Chère Madame Baudet,
La votation sur la loi sur l’assurance-maladie en décembre 1994 est l’un de mes souvenirs les plus présents. J’étais alors conseillère fédérale et responsable de ce dossier.
Aujourd’hui, j’aimerais vous inviter à vous remémorer cette période avec moi. Avant que la campagne de votation sur l’initiative d’allègement des primes ne démarre vraiment, il y a en effet quelques éléments que je tiens absolument à rappeler.

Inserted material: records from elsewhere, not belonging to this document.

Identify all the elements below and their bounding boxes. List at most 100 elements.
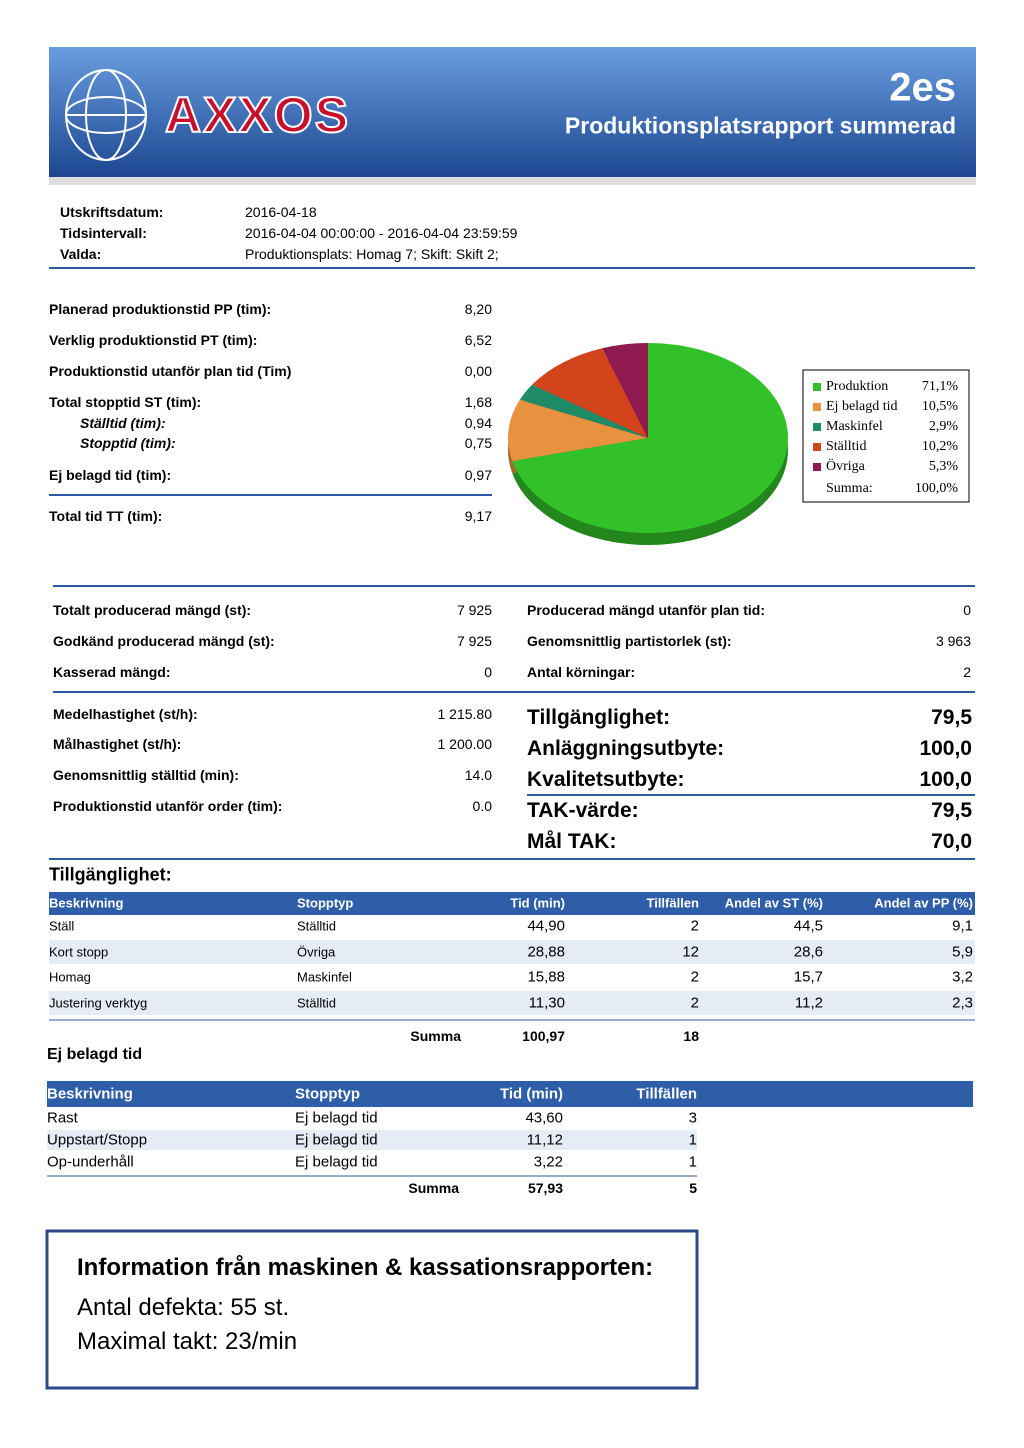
legend-total-label: Summa: bbox=[826, 481, 873, 496]
speed-value: 1 215.80 bbox=[437, 706, 493, 722]
legend-label: Produktion bbox=[826, 379, 889, 394]
cell: Ej belagd tid bbox=[295, 1153, 378, 1171]
cell: 2 bbox=[690, 917, 699, 935]
cell: 44,5 bbox=[793, 917, 823, 935]
kpi-value: 100,0 bbox=[919, 768, 972, 791]
meta-label: Utskriftsdatum: bbox=[60, 204, 164, 220]
cell: 2,3 bbox=[952, 994, 973, 1012]
meta-label: Valda: bbox=[60, 246, 102, 262]
kpi-label: TAK-värde: bbox=[527, 799, 639, 822]
meta-value: 2016-04-18 bbox=[245, 204, 317, 220]
kpi-value: 79,5 bbox=[931, 706, 972, 729]
cell: 11,2 bbox=[794, 994, 823, 1012]
sum-cell: 57,93 bbox=[527, 1180, 563, 1196]
legend-swatch bbox=[813, 403, 821, 411]
column-header: Beskrivning bbox=[49, 895, 124, 911]
time-value: 0,97 bbox=[464, 467, 492, 483]
cell: 11,30 bbox=[528, 994, 565, 1012]
time-value: 0,75 bbox=[464, 435, 492, 451]
qty-label: Kasserad mängd: bbox=[53, 664, 171, 680]
cell: 3,2 bbox=[952, 968, 973, 986]
cell: Övriga bbox=[297, 944, 336, 960]
time-label: Ej belagd tid (tim): bbox=[49, 467, 172, 483]
cell: Ej belagd tid bbox=[295, 1131, 378, 1149]
column-header: Beskrivning bbox=[47, 1085, 133, 1103]
logo-text: AXXOS bbox=[164, 86, 351, 144]
legend-swatch bbox=[813, 463, 821, 471]
legend-swatch bbox=[813, 423, 821, 431]
cell: 9,1 bbox=[952, 917, 973, 935]
legend-swatch bbox=[813, 383, 821, 391]
column-header: Tid (min) bbox=[510, 895, 565, 911]
time-label: Verklig produktionstid PT (tim): bbox=[49, 332, 258, 348]
qty-label: Genomsnittlig partistorlek (st): bbox=[527, 633, 732, 649]
time-label: Ställtid (tim): bbox=[80, 415, 166, 431]
kpi-label: Anläggningsutbyte: bbox=[527, 737, 725, 760]
kpi-label: Kvalitetsutbyte: bbox=[527, 768, 685, 791]
column-header: Andel av ST (%) bbox=[724, 895, 823, 911]
sum-cell: 18 bbox=[683, 1028, 699, 1044]
column-header: Tid (min) bbox=[499, 1085, 563, 1103]
pie-slice bbox=[519, 384, 648, 438]
cell: 44,90 bbox=[527, 917, 565, 935]
meta-label: Tidsintervall: bbox=[60, 225, 147, 241]
cell: 1 bbox=[688, 1131, 697, 1149]
cell: 3 bbox=[688, 1109, 697, 1127]
row-bg bbox=[49, 991, 975, 1015]
data-label: 10,5% bbox=[921, 399, 958, 414]
report-title: Produktionsplatsrapport summerad bbox=[564, 112, 956, 139]
cell: Ställtid bbox=[297, 995, 337, 1011]
time-label: Stopptid (tim): bbox=[80, 435, 176, 451]
cell: Justering verktyg bbox=[49, 995, 148, 1011]
cell: 2 bbox=[690, 968, 699, 986]
legend-swatch bbox=[813, 443, 821, 451]
qty-label: Antal körningar: bbox=[527, 664, 636, 680]
cell: Kort stopp bbox=[49, 944, 109, 960]
cell: 2 bbox=[690, 994, 699, 1012]
logo-globe bbox=[65, 69, 147, 161]
info-line: Antal defekta: 55 st. bbox=[77, 1294, 290, 1321]
cell: 28,6 bbox=[793, 943, 823, 961]
cell: 1 bbox=[688, 1153, 697, 1171]
time-label: Planerad produktionstid PP (tim): bbox=[49, 301, 272, 317]
kpi-label: Mål TAK: bbox=[527, 830, 617, 853]
row-bg bbox=[47, 1130, 697, 1150]
section-title: Ej belagd tid bbox=[47, 1046, 143, 1063]
qty-value: 7 925 bbox=[456, 633, 492, 649]
info-line: Maximal takt: 23/min bbox=[77, 1328, 298, 1355]
speed-value: 1 200.00 bbox=[437, 736, 493, 752]
table-header-bg bbox=[49, 892, 975, 915]
qty-value: 0 bbox=[484, 664, 492, 680]
qty-value: 3 963 bbox=[935, 633, 971, 649]
qty-value: 2 bbox=[963, 664, 971, 680]
speed-label: Genomsnittlig ställtid (min): bbox=[53, 767, 239, 783]
cell: 28,88 bbox=[527, 943, 565, 961]
row-bg bbox=[49, 940, 975, 964]
cell: 15,88 bbox=[527, 968, 565, 986]
legend-label: Ställtid bbox=[826, 439, 867, 454]
meta-value: Produktionsplats: Homag 7; Skift: Skift … bbox=[245, 246, 499, 262]
column-header: Stopptyp bbox=[295, 1085, 360, 1103]
speed-label: Målhastighet (st/h): bbox=[53, 736, 182, 752]
qty-label: Godkänd producerad mängd (st): bbox=[53, 633, 275, 649]
time-value: 1,68 bbox=[464, 394, 492, 410]
cell: Ej belagd tid bbox=[295, 1109, 378, 1127]
header-band bbox=[49, 47, 976, 177]
cell: 12 bbox=[682, 943, 699, 961]
column-header: Tillfällen bbox=[636, 1085, 697, 1103]
cell: Maskinfel bbox=[297, 969, 352, 985]
kpi-value: 79,5 bbox=[931, 799, 972, 822]
kpi-value: 100,0 bbox=[919, 737, 972, 760]
qty-label: Producerad mängd utanför plan tid: bbox=[527, 602, 766, 618]
time-value: 9,17 bbox=[464, 508, 492, 524]
time-label: Produktionstid utanför plan tid (Tim) bbox=[49, 363, 292, 379]
cell: 11,12 bbox=[526, 1131, 563, 1149]
qty-value: 7 925 bbox=[456, 602, 492, 618]
speed-value: 0.0 bbox=[472, 798, 492, 814]
cell: 43,60 bbox=[525, 1109, 563, 1127]
pie-slice bbox=[532, 348, 648, 438]
cell: Ställtid bbox=[297, 918, 337, 934]
speed-label: Medelhastighet (st/h): bbox=[53, 706, 198, 722]
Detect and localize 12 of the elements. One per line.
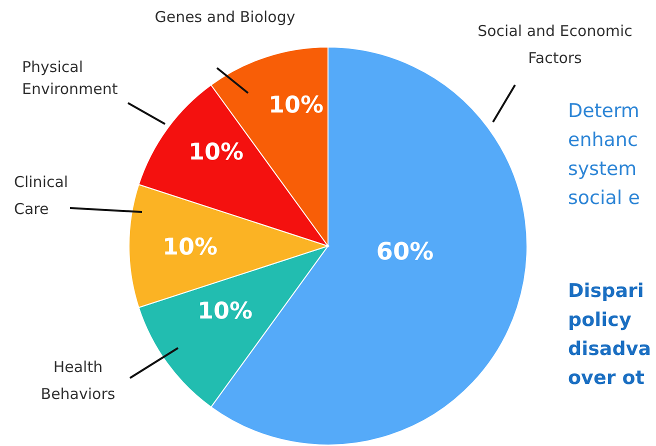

Ce qui est difficilement imaginable pour les jeunes générations était encore une réalité au début des années 90 : beaucoup trop de personnes pauvres et malades n’avaient pas d’assurance-maladie du tout ou une assurance avec des prestations limitées. Les premières parce qu’elles ne pouvaient pas payer la prime et les secondes parce que les caisses avaient le droit de les refuser ou de ne prendre en charge que certains frais. Si ces personnes avaient besoin d’un traitement médical, elles devaient en assumer elles-mêmes les coûts. Il n’était pas rare qu’elles attendent trop longtemps avant de consulter un médecin et que celui-ci ne puisse plus les soigner.
Remédier à cette situation intolérable était mon objectif principal lorsque j’ai commencé à travailler sur la nouvelle loi sur l’assurance-maladie au Conseil fédéral. Mais pour que cela soit possible, il fallait que certaines parties du camp bourgeois y participent. La principale concession nécessaire à cet effet concernait les primes que les assuré-es paieraient. Il aurait été judicieux de prévoir un financement en fonction du revenu ou de la fortune, comme c’est le cas pour toutes les autres assurances sociales. Mais les partis bourgeois ont catégoriquement rejeté cette idée.
En guise de compromis, il a été décidé de maintenir des primes par tête, complétées par des réductions de primes individuelles. Nous voulions ainsi garantir que les ménages à bas et moyens revenus ne soient pas trop lourdement taxés. Que les familles ne soient pas pénalisées. Mais quel devrait être le montant de cette réduction de primes ? Le Conseil fédéral a chargé une commission d’expert-es d’élaborer une proposition. Selon ses calculs, si aucun ménage ne devait consacrer plus de 7% de son revenu disponible à la prime, environ la moitié de la population aurait droit à une réduction de primes. Pour le Conseil fédéral et le Parlement, c’était trop. Ils se sont mis d’accord sur l’objectif de 8%. En sachant qu’un tiers des assuré-es bénéficieraient d’une réduction !
Dès lors, ce chiffre a été très présent dans les débats parlementaires et surtout dans la campagne de votation. La promesse faite à la population était claire : si les primes augmentaient – et on partait de ce principe – la réduction des primes augmenterait également. Avec l’objectif qu’aucun ménage ne devrait consacrer plus de 8 % de son revenu disponible à l’assurance-maladie.
La loi a été adoptée. Mais aujourd’hui, 30 ans plus tard, nous sommes loin de cet objectif. Rien qu’au cours des 20 dernières années, les primes ont plus que doublé. Dans le même temps, de nombreux cantons économisent sur les réductions des primes. Résultat : de plus en plus de personnes sont laissées seules face à la hausse des primes. Pour boucler le mois, elles n’ont souvent pas d’autre choix que d’opter pour la franchise la plus élevée. Et cela a pour conséquence que de plus en plus de personnes renoncent à consulter un médecin en cas de maladie ou d’accident pour des raisons financières. Comme à l’époque, avant l’introduction de la loi sur l’assurance-maladie.
Le 9 juin, nous avons la possibilité de corriger cette évolution. Ce que nous aurions déjà dû faire dans les années 90, nous pouvons maintenant le rattraper : le plafonnement des primes d’assurance-maladie. Ce serait un jalon sur la voie d’une Suisse solidaire.